Par un mémoire en défense enregistré le 10 février 2025, le préfet de la Haute-Garonne conclut au rejet de la requête.
Il fait valoir qu’aucun des moyens invoqués n’est fondé.
Par une ordonnance du 26 juin 2025, la clôture de l’instruction a été fixée au 28 juillet 2025.
Mme B… D… a été admise au bénéfice de l’aide juridictionnelle totale par une décision du 7 mai 2025.
Vu les autres pièces du dossier.
Vu :
- la convention européenne de sauvegarde des droits de l’homme et des libertés fondamentales ;
- le code de l’entrée et du séjour des étrangers et du droit d’asile ;
- le code des relations entre le public et l’administration ;
- la loi n° 91-647 du 10 juillet 1991 relative à l’aide juridique ;
- le code de justice administrative.
La présidente de la formation de jugement a dispensé le rapporteur public, sur sa proposition, de prononcer des conclusions à l’audience.
Les parties ont été régulièrement averties du jour de l’audience.
A été entendu au cours de l’audience publique le rapport de Mme Billet-Ydier.
Considérant ce qui suit :
Mme B… D…, ressortissante égyptienne née le 16 avril 1998 à Dakahliya (Egypte), est entrée en France le 13 août 2016 munie d’un visa de long séjour valant premier titre de séjour portant la mention « étudiant ». Son titre a été régulièrement renouvelé jusqu’au 6 décembre 2023 puis elle a bénéficié d’une carte de séjour temporaire valable jusqu’au 13 décembre 2024 portant la mention « recherche d’emploi ou création d’entreprise ». Elle a sollicité le 23 octobre 2024 un changement de statut et la délivrance d’une carte de séjour temporaire portant la mention « entrepreneur / profession libérale ». Par un arrêté du 3 décembre 2024, dont Mme B… D… demande l’annulation, le préfet de la Haute-Garonne a rejeté sa demande de titre de séjour, lui a fait obligation de quitter le territoire français dans un délai de trente jours et a fixé le pays de renvoi.
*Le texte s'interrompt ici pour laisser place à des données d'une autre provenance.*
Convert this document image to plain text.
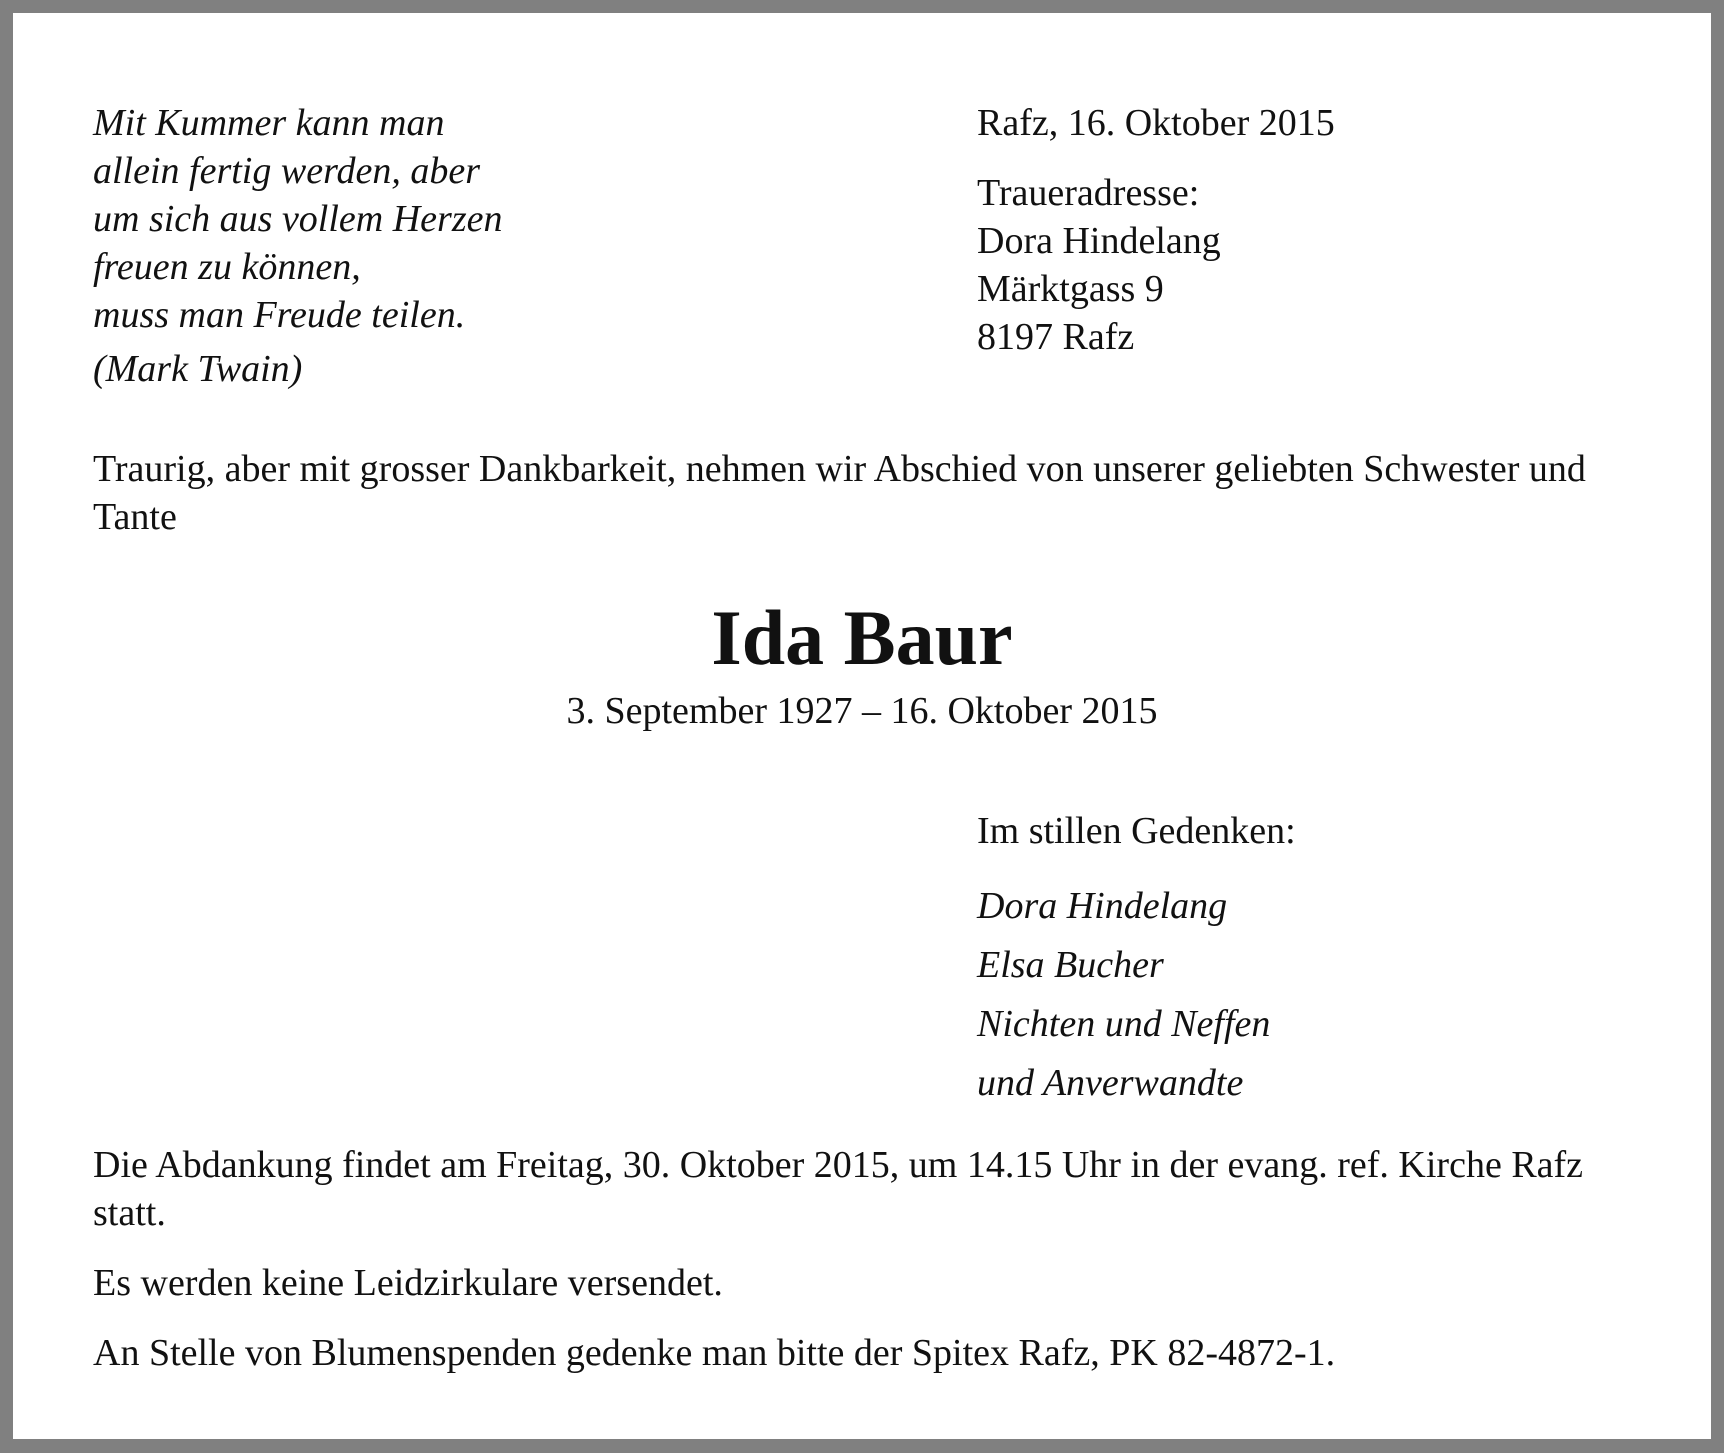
Mit Kummer kann man
allein fertig werden, aber
um sich aus vollem Herzen
freuen zu können,
muss man Freude teilen.
(Mark Twain)

Rafz, 16. Oktober 2015

Traueradresse:
Dora Hindelang
Märktgass 9
8197 Rafz

Traurig, aber mit grosser Dankbarkeit, nehmen wir Abschied von unserer geliebten Schwester und Tante

Ida Baur

3. September 1927 – 16. Oktober 2015

Im stillen Gedenken:

Dora Hindelang
Elsa Bucher
Nichten und Neffen
und Anverwandte

Die Abdankung findet am Freitag, 30. Oktober 2015, um 14.15 Uhr in der evang. ref. Kirche Rafz statt.

Es werden keine Leidzirkulare versendet.

An Stelle von Blumenspenden gedenke man bitte der Spitex Rafz, PK 82-4872-1.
Sur les conclusions à fin d’annulation :
En ce qui concerne l’arrêté pris dans son ensemble :
D’une part, il ressort des termes de l’arrêté en litige que le préfet de la Haute-Garonne a examiné la demande de titre de séjour de Mme B… D… sur le fondement de l’article L. 422-12 du code de l’entrée et du séjour des étrangers et du droit d’asile en prenant notamment en compte l’entreprise créée par l’intéressée. Le préfet a également tenu compte des autres éléments de la situation personnelle et familiale de la requérante portés à sa connaissance. La décision de refus de séjour étant ainsi suffisamment motivée, l’obligation de quitter le territoire français prise sur le fondement du 3° de l’article L. 611-1 du code de l’entrée et du séjour des étrangers et du droit d’asile n’avait pas à faire l’objet d’une motivation distincte. L’arrêté attaqué vise par ailleurs l’article L. 721-4 du code de l’entrée et du séjour des étrangers et du droit d’asile et précise que Mme B… D… n’établit pas être exposée à des peines ou traitements contraires à ces dispositions ou aux stipulations de l’article 3 de la Convention européenne de sauvegarde des droits de l’homme et des libertés fondamentales, en cas de retour dans son pays d’origine ou dans un pays dans lequel elle serait légalement admissible. Cet arrêté vise également les dispositions pertinentes de l’article L. 612-1 du code de l’entrée et du séjour des étrangers et du droit d’asile et mentionne les éléments de fait ayant conduit à son application. Alors que le préfet n’était pas tenu de mentionner tous les éléments relatifs à la situation de l’étranger, l’arrêté en litige, qui comporte l’ensemble des considérations de fait et de droit sur lesquelles il s’est fondé, est ainsi suffisamment motivé.
D’autre part, il ne ressort ni des pièces du dossier ni des termes de l’arrêté attaqué que préfet de la Haute-Garonne, qui n’est pas tenu de faire figurer l’ensemble des considérations de fait sur lesquelles il a fondé ses décisions, aurait omis de procéder à un examen particulier de la situation personnelle de Mme B… D….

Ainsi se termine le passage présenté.